In the early goings, the film has a "Spinal Tap" sense of humor that tweaks reality just enough to make it funny. But then the real maker of this whole enterprise, Zak Penn, lets things spin too absurdly out of control. Once we know that what we are watching is fake, the humor and the interest completely evaporates. If Penn were a more clever filmmaker he would have realized that ending his film earlier-even if it is only after 30 minutes but while viewers were still considering the possibility that what they were watching was real-it would have been the smart move. Leave viewers wanting more. But Penn is not smart, just smartalecky. He also thinks he's funnier than he actually is and that's lethal for a comedy.

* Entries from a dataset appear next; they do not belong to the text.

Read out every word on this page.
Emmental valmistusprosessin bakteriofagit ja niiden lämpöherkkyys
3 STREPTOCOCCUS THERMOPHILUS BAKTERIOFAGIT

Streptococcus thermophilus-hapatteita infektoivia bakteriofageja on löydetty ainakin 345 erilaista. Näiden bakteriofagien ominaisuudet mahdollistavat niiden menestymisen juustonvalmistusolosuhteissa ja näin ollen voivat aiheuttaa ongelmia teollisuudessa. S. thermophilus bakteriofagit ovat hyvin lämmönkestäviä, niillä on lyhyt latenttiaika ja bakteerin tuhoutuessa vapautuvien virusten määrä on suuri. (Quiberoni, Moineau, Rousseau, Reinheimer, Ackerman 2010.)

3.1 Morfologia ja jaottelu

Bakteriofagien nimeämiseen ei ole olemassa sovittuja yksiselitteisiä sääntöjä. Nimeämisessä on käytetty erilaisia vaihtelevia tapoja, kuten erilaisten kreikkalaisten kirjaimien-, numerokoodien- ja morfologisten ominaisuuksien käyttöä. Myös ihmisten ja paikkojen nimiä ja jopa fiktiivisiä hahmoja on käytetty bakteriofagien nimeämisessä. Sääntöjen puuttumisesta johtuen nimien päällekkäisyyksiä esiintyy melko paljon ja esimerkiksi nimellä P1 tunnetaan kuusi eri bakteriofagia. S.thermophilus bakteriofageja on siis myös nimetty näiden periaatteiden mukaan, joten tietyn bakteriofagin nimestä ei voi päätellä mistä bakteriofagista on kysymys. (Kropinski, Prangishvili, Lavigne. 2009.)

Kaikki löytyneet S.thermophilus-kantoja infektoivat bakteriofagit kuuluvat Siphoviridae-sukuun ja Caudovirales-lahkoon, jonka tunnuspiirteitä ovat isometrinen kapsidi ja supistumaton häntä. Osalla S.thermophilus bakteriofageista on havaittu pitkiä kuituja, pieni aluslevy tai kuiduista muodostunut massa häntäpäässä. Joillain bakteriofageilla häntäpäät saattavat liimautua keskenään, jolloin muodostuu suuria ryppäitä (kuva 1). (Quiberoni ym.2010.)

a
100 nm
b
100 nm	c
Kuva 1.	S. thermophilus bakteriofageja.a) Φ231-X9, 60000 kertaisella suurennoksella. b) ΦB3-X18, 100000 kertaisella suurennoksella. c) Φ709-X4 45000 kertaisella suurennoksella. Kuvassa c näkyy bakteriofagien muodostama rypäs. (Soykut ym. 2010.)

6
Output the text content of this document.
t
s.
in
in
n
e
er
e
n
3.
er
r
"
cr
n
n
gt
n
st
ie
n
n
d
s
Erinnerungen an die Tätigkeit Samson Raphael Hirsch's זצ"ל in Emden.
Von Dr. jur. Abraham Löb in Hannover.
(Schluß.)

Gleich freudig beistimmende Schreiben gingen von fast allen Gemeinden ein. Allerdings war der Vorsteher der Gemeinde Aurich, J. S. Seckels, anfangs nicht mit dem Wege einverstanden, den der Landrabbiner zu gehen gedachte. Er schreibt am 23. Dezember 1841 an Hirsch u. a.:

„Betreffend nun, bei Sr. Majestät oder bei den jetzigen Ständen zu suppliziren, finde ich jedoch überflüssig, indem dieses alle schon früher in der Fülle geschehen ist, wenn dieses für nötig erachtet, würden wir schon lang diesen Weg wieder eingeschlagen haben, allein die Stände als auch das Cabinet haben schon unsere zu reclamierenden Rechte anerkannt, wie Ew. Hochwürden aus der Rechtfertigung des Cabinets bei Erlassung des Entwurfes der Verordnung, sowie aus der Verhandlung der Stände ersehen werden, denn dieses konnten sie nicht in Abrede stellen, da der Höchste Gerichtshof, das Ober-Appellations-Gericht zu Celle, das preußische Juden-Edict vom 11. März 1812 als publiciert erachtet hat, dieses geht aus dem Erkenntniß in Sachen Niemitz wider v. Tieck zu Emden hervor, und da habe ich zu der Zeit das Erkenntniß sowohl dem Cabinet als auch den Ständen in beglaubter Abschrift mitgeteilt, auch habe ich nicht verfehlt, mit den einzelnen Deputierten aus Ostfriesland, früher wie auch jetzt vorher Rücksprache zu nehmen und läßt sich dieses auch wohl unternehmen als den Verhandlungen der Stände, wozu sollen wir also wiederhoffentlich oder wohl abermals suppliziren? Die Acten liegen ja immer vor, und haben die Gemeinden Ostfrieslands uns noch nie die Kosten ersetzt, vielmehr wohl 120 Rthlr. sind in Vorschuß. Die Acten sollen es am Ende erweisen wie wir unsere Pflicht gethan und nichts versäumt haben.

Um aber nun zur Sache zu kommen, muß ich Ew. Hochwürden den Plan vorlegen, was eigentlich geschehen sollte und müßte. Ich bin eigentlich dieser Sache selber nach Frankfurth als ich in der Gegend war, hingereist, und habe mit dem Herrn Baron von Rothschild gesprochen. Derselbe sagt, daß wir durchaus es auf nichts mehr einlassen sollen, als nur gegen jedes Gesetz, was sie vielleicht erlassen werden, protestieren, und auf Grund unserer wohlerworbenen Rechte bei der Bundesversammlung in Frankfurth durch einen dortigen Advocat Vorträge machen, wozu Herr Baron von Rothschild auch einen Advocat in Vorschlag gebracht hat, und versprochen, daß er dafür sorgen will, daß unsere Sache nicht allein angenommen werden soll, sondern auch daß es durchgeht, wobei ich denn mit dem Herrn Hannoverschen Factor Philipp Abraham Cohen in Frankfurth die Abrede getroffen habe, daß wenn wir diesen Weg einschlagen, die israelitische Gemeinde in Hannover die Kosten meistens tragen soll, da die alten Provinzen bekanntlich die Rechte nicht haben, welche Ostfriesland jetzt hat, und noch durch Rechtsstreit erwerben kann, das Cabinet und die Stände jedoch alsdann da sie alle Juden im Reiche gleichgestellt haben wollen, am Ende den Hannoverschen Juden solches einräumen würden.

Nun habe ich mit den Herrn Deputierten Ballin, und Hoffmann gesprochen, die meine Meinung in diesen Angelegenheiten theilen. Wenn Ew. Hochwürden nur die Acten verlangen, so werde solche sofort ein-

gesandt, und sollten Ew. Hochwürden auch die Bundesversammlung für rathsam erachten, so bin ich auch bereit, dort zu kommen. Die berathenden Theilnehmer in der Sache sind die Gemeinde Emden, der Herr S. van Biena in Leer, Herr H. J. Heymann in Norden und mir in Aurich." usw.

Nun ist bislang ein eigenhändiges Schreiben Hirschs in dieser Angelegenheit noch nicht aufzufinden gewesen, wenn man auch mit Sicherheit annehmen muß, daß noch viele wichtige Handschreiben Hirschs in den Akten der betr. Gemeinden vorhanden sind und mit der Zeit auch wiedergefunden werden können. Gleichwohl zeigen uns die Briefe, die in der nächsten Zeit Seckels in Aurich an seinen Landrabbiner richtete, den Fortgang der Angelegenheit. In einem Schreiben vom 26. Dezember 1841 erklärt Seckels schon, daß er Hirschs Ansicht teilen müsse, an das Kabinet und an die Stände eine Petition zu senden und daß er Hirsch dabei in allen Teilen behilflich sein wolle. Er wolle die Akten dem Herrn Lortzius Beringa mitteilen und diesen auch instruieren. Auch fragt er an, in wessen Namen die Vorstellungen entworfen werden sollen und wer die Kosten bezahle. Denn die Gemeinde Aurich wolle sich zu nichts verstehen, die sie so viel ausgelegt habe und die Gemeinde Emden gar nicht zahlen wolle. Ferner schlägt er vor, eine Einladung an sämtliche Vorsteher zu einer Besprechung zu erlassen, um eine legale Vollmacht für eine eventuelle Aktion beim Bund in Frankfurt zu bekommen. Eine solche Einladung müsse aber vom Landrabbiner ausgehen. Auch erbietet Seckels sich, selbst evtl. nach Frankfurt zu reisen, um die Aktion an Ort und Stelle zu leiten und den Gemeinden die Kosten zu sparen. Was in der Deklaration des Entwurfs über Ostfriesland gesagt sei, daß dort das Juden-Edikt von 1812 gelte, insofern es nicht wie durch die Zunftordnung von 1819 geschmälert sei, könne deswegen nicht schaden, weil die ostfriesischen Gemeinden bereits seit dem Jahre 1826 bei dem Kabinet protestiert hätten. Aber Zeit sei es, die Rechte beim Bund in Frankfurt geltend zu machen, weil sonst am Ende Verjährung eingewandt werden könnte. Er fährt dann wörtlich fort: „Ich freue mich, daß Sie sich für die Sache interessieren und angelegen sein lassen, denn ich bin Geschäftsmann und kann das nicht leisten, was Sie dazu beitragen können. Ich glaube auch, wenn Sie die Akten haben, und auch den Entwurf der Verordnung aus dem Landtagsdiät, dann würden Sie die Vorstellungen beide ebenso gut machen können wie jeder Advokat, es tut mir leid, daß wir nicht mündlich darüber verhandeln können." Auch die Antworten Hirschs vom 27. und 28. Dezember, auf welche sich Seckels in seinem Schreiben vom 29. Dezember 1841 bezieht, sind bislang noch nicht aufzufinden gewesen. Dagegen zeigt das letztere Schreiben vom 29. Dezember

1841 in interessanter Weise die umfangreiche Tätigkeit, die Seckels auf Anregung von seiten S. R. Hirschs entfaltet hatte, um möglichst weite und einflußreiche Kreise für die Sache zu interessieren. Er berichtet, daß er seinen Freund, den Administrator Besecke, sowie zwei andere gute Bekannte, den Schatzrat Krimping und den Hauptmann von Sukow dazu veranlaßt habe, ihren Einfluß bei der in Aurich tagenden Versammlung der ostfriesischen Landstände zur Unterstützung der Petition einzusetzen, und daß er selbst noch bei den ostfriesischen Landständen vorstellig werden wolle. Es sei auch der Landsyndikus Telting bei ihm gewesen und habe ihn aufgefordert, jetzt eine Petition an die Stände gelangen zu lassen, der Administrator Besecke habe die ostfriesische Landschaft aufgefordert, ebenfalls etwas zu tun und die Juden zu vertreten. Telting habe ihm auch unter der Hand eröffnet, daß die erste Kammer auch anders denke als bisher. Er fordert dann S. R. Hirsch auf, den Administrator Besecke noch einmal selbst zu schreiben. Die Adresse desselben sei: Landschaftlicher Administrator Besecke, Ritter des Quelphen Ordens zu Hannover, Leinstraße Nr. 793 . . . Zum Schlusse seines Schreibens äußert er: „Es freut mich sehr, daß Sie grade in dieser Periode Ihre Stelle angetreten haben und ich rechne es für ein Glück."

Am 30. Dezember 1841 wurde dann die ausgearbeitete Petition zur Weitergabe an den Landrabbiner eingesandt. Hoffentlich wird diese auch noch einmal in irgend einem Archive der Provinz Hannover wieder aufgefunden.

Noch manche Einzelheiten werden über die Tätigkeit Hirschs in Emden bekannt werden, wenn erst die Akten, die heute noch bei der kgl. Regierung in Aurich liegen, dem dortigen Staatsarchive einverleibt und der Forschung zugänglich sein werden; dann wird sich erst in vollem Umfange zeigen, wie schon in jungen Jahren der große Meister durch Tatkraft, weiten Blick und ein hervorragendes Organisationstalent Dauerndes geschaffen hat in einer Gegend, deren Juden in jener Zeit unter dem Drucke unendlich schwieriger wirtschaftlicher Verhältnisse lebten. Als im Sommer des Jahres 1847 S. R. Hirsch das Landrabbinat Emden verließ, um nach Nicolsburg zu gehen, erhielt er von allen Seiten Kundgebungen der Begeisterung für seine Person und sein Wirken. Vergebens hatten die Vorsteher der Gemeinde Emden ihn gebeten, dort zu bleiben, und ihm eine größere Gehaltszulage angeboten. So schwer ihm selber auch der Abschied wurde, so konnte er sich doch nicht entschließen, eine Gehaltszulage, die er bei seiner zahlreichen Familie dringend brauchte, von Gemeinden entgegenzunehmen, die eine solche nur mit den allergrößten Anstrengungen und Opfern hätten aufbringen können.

Pulling off a mock documentary is tough because the film needs to work even after the gimmick is revealed. If it doesn't, then the whole thing feels very thin and unsatisfying. Spinal Tap worked because it imitated the rock documentary so brilliantly and twisted it just enough to make us laugh at the conventions of the genre. And it was funny whether it was real or not. Peter Jackson's "Forgotten Silver," a faux doc about a New Zealand film pioneer, worked because it showed how easily people can be duped in this era of reality TV and technology that can create false documentation. He was also smart enough to keep his film short and ending it before his gag had worn out.

Penn, on the other hand, doesn't realize what his film's strengths and weaknesses are. If he had kept the notion of myth and reality in his sights, then this film-within-a-film-within-a-film could have offered witty commentary on our obsession with myths and legends, and the media's occasional inability to separate fact from fiction. Another strength is having someone as serious as Herzog willing to mock himself and his methods. There are also moments when Penn could have made some savage comments about the film industry itself. But rather than go for the intelligent satire, he goes for mindless spoofery of things like "The Blair Witch Project." Penn repeatedly ignores any potential strength and instead can't resist dumb gags that never pay off (like a sexy "sonar expert" who's made to jiggle about in a string bikini).

"Incident at Loch Ness" (rated PG-13) teases us with an entertaining open but then goes nowhere very quickly. But you do wonder what could have resulted if Herzog rather than Penn were in control. Herzog is a true filmmaker. Penn is merely a hack with a gag rather than a filmmaker with an idea.